BEIRUT: BankMed maintained double-digit growth in deposits and total assets in 2013 despite an overall economic slowdown that saw net profit almost flatten due to the conservative management strategy of allocating an additional $35 million in general provisions.
Customer deposits increased by 12 percent to reach $10.3 billion at of the end of December 2013, and the customer loan portfolio expanded by 7 percent to $4.3 billion, while consolidated net profit grew year on year by 1 percent to $128.1 million.
In line with its conservative management strategy, BankMed decided to increase its general provisions by $35 million to $140 million rather than post higher profits, a BankMed statement said.
The loan loss provision coverage ratio stood at 203 percent.
“Despite tough economic conditions and a year that witnessed numerous challenges, the bank maintained healthy activities in 2013 that resulted in continued growth in deposits and assets,” the statement added.
By the end of December 2013, BankMed’s total assets posted a 10 percent growth to hit $13.8 billion.
The bank invested around $679 million of its balance sheet growth in 2013 in liquid assets including cash and deposits in the Central Bank and commercial financial establishments and $422 million in marketable securities such as treasury bills, while granting around $282 million in loans.
BankMed is committed to its long-time policy of maintaining high liquidity ratio, the statement said. BankMed’s foreign currency liquidity ratio stood at 40.6 percent compared to the Central Bank limit of 10 percent. The bank’s capital adequacy ratio reached 13.8 percent by the end of 2013 compared to the 10.5 percent required by the Central Bank.
International rating agency Moody’s recently reiterated its negative outlook for Lebanon’s sovereign rating and warned that banks’ profitability would remain under pressure owing to slow economic growth.
Moody’s said the outlook reflected banks’ increasing exposure to B1-rated Lebanese government securities, which leaves their modest capital buffers susceptible to sovereign event risk.

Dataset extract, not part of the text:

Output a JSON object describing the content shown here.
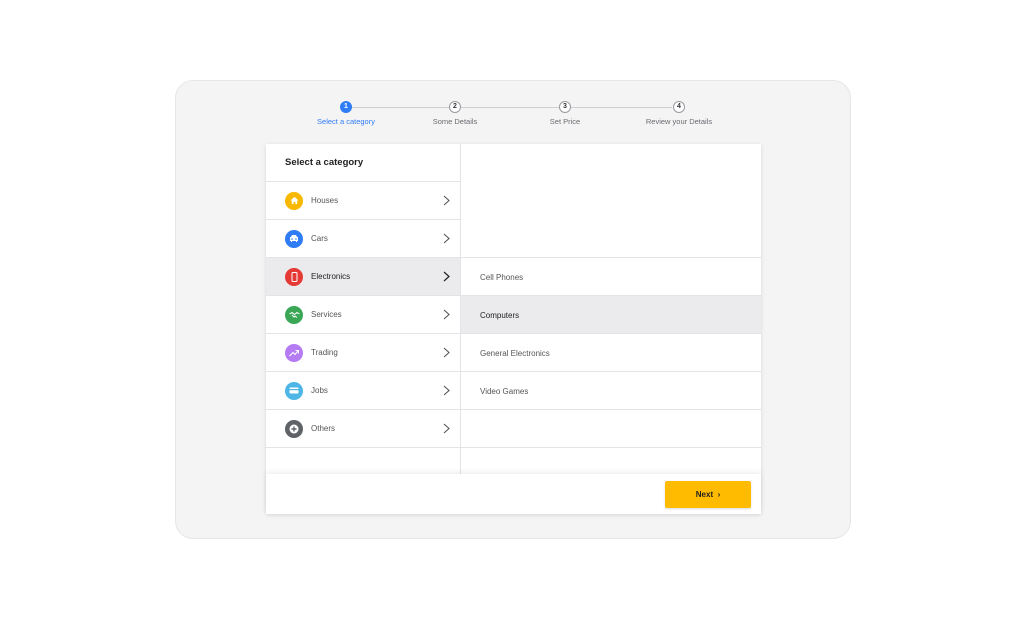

The majority of Lebanese banks are rolling over their maturing treasury bonds but have been cautious to buy new issues of government debt.
Pressure arising from banks’ operations in regional countries hit by turmoil was also among the issues highlighted in Moody’s report.
However, despite the political concerns in Turkey, the operations of BankMed’s Turkish subsidiary (T-Bank) were not affected, and its assets grew by 39 percent during 2013, according to the statement.
Turkey’s central bank hiked all its key interest rates last February in a bid to defend the country’s crumbling currency.
According to Moody’s, the sharp interest rate hike will squeeze the profitability of the banking sector through higher funding costs and hurt the quality of bank assets.
BankMed’s statement downplayed the impact of the rate hike in Turkey on its operations, saying the current circumstances were the result of a political spillover into the economy rather than vice versa.
BankMed, which was the first Lebanese bank to expand to Turkey in 2007, has more than 29 branches in the country.
BankMed posted an 8 percent growth in profits in 2012 as well as 16 percent growth in deposits and 15 percent growth in loans.